Rabu 23 Nov 2022 19:41 WIB

Menteri Pertama Skotlandia Kecewa Referendum Kemerdekaan Ditolak

MA Inggris memutuskan Skotlandia tidak memiliki kekuatan untuk menggelar referendum.

Rep: Kamran Dikarma/ Red: Friska Yolandha
Bendera Skotlandia tercermin dalam genangan air di luar Mahkamah Agung, di London, Rabu, 23 November 2022. Mahkamah Agung Inggris memutuskan Rabu bahwa Skotlandia tidak memiliki kekuatan untuk mengadakan referendum baru tentang kemerdekaan tanpa persetujuan Inggris pemerintah.

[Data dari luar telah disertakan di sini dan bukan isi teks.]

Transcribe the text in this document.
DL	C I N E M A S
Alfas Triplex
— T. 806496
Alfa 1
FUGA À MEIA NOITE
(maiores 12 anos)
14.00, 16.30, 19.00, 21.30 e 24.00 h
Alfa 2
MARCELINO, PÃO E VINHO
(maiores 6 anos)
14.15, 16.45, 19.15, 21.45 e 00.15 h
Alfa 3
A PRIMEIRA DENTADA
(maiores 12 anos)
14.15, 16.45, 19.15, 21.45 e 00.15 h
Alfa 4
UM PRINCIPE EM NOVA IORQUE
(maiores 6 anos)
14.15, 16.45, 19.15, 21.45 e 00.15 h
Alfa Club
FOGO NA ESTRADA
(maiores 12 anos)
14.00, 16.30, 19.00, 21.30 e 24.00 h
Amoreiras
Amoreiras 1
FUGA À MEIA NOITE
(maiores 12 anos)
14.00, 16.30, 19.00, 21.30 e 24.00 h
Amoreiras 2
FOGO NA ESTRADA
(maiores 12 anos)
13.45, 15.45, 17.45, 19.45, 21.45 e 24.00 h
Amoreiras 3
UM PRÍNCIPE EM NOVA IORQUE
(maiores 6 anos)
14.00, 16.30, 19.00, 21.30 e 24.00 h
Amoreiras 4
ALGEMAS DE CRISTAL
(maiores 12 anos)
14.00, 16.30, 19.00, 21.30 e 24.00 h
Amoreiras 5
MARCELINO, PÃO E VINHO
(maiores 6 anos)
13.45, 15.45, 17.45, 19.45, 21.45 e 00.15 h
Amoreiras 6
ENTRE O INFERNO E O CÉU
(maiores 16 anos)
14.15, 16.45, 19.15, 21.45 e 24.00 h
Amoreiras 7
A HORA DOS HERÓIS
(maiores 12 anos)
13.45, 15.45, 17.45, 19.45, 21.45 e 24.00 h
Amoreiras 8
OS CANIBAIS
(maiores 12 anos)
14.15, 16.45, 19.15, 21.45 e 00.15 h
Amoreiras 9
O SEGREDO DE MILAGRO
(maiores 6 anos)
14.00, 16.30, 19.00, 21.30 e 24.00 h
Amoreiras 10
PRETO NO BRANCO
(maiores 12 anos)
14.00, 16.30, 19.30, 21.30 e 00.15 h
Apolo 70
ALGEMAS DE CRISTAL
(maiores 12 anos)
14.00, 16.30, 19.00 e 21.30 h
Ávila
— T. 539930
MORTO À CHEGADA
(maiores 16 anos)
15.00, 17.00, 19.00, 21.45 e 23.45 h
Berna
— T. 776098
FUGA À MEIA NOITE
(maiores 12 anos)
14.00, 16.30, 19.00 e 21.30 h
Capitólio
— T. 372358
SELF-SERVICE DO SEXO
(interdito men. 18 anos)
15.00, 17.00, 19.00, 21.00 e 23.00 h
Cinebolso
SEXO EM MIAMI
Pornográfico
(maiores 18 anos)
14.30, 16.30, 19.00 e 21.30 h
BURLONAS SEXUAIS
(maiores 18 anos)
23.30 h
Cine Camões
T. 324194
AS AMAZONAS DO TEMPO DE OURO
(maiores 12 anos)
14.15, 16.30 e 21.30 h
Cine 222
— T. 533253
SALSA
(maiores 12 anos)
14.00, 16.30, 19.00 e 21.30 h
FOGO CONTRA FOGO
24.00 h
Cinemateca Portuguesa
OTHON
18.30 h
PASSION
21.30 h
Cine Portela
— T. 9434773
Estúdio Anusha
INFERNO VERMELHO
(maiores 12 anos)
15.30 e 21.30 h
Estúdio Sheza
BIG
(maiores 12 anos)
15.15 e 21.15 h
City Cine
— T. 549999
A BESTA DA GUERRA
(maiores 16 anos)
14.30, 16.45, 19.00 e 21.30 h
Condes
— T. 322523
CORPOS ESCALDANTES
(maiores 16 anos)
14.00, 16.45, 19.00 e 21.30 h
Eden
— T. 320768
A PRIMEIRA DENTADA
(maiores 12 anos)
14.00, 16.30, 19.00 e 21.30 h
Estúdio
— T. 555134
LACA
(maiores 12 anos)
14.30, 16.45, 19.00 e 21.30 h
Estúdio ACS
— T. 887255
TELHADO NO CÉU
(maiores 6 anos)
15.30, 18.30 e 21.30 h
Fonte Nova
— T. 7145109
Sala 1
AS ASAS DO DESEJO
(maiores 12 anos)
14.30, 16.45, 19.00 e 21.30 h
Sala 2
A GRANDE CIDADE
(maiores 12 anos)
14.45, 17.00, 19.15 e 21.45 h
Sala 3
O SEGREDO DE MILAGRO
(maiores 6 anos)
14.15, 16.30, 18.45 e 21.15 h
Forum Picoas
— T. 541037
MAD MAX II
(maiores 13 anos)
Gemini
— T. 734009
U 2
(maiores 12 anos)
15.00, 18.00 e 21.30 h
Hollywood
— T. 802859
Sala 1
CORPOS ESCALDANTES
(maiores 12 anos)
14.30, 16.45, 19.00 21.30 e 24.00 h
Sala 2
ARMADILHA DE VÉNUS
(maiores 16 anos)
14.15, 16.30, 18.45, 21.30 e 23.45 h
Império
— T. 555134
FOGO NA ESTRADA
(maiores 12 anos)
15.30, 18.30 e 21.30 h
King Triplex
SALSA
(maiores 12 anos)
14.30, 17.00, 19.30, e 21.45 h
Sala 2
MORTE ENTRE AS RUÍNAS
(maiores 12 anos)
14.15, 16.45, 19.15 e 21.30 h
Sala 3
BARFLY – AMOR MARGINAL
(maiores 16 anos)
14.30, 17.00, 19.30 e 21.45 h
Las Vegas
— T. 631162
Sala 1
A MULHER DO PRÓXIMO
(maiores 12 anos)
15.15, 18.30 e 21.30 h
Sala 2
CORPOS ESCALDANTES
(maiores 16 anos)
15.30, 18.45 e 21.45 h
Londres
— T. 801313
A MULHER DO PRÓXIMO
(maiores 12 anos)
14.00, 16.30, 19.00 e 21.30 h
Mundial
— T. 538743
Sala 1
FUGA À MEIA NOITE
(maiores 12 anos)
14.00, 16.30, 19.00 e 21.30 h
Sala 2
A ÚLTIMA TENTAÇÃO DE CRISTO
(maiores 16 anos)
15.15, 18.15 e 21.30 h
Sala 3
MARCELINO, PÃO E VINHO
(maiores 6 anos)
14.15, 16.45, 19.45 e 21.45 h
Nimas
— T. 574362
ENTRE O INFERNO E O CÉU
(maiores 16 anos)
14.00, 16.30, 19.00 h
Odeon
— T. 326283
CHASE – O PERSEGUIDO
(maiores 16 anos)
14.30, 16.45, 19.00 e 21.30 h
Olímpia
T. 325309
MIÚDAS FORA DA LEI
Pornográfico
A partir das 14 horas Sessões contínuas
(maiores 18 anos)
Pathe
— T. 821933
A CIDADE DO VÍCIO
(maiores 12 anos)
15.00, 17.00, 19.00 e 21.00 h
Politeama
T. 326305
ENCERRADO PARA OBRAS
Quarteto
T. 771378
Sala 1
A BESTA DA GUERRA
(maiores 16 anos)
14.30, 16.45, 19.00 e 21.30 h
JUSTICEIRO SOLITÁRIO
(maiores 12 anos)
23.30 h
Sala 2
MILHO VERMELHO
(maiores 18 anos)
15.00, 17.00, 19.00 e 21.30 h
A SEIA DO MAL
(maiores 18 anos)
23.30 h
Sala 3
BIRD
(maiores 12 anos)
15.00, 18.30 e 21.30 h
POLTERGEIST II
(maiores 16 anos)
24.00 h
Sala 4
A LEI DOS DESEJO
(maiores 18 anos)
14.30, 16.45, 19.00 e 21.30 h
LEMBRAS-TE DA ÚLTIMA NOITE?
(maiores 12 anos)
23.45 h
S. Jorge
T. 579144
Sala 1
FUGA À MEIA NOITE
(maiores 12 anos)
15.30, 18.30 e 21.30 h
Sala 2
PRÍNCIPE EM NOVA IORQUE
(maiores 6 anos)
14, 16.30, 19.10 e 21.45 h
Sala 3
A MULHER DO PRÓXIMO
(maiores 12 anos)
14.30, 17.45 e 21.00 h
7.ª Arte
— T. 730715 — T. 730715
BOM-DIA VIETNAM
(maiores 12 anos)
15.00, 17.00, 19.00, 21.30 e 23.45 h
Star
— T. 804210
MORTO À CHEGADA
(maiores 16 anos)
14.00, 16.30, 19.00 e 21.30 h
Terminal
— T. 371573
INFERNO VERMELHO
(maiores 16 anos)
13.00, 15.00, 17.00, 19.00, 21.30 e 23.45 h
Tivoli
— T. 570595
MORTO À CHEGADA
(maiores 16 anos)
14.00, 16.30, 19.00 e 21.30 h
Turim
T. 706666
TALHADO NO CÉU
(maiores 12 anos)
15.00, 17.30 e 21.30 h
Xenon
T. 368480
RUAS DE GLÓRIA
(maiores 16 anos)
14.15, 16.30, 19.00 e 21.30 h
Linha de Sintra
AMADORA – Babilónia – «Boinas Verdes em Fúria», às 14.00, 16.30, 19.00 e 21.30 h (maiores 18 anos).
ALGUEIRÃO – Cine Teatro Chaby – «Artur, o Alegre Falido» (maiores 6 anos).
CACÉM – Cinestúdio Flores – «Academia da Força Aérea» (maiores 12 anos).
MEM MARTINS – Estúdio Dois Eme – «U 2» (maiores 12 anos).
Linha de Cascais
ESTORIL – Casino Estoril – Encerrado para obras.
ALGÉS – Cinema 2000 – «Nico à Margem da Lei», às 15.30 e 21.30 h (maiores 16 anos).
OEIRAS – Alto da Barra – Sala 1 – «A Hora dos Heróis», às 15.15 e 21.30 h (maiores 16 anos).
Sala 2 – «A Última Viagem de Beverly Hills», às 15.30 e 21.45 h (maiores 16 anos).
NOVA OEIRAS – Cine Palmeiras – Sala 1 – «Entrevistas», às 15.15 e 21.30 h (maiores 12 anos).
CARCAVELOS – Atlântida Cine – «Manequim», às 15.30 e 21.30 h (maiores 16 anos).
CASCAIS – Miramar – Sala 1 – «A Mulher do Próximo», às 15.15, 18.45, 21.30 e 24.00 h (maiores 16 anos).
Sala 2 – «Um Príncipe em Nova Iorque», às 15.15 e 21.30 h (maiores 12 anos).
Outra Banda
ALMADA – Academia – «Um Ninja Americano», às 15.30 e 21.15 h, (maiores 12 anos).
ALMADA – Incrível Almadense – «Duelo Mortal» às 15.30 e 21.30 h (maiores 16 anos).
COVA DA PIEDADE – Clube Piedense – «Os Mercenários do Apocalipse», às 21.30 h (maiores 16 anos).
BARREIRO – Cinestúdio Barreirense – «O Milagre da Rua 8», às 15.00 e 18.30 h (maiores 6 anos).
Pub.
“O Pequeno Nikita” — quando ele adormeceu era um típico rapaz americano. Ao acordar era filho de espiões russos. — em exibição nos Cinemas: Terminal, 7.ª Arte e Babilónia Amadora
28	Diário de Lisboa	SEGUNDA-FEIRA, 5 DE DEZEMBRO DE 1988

Putusan tersebut merupakan kemunduran bagi kampanye pemerintah Skotlandia untuk melepaskan diri dari Inggris.
Foto: AP Photo/Alberto Pezzali
Bendera Skotlandia tercermin dalam genangan air di luar Mahkamah Agung, di London, Rabu, 23 November 2022. Mahkamah Agung Inggris memutuskan Rabu bahwa Skotlandia tidak memiliki kekuatan untuk mengadakan referendum baru tentang kemerdekaan tanpa persetujuan Inggris pemerintah. Putusan tersebut merupakan kemunduran bagi kampanye pemerintah Skotlandia untuk melepaskan diri dari Inggris.

REPUBLIKA.CO.ID, EDINBURGH -- Menteri Pertama Skotlandia Nicola Sturgeon mengutarakan kekecewaan atas ditolaknya referendum kemerdekaan negaranya oleh Mahkamah Agung Inggris. Kendati demikian, dia mengatakan akan menghormati putusan tersebut.

“Undang-undang yang tidak mengizinkan Skotlandia memilih masa depan kami sendiri tanpa persetujuan Westminster (parlemen Inggris) mengungkap mitos tentang gagasan Inggris sebagai kemitraan sukarela dan membuat kasus untuk kemerdekaan,” kata Sturgeon lewat akun Twitter pribadinya, Rabu (23/11/2022).

Baca Juga

Dia menekankan, demokrasi Skotlandia tidak akan ditolak. “Keputusan hari ini (oleh Mahkamah Agung Inggris) menghalangi satu jalan untuk mendengar suara Skotlandia tentang kemerdekaan. Namun dalam demokrasi, suara kami tidak dapat dan tidak akan dibungkam,” ucapnya.

Mahkamah Agung Inggris memutuskan, Skotlandia tidak memiliki kekuatan menggelar referendum kemerdekaan tahun depan tanpa persetujuan Parlemen Inggris. Putusan tersebut menjadi pukulan keras bagi kaum nasionalis Skotlandia. “Parlemen Skotlandia tak memiliki kekuatan membuat undang-undang referendum tentang kemerdekaan Skotlandia,” kata Presiden Mahkamah Agung Inggris dalam sebuah pernyataan, Rabu.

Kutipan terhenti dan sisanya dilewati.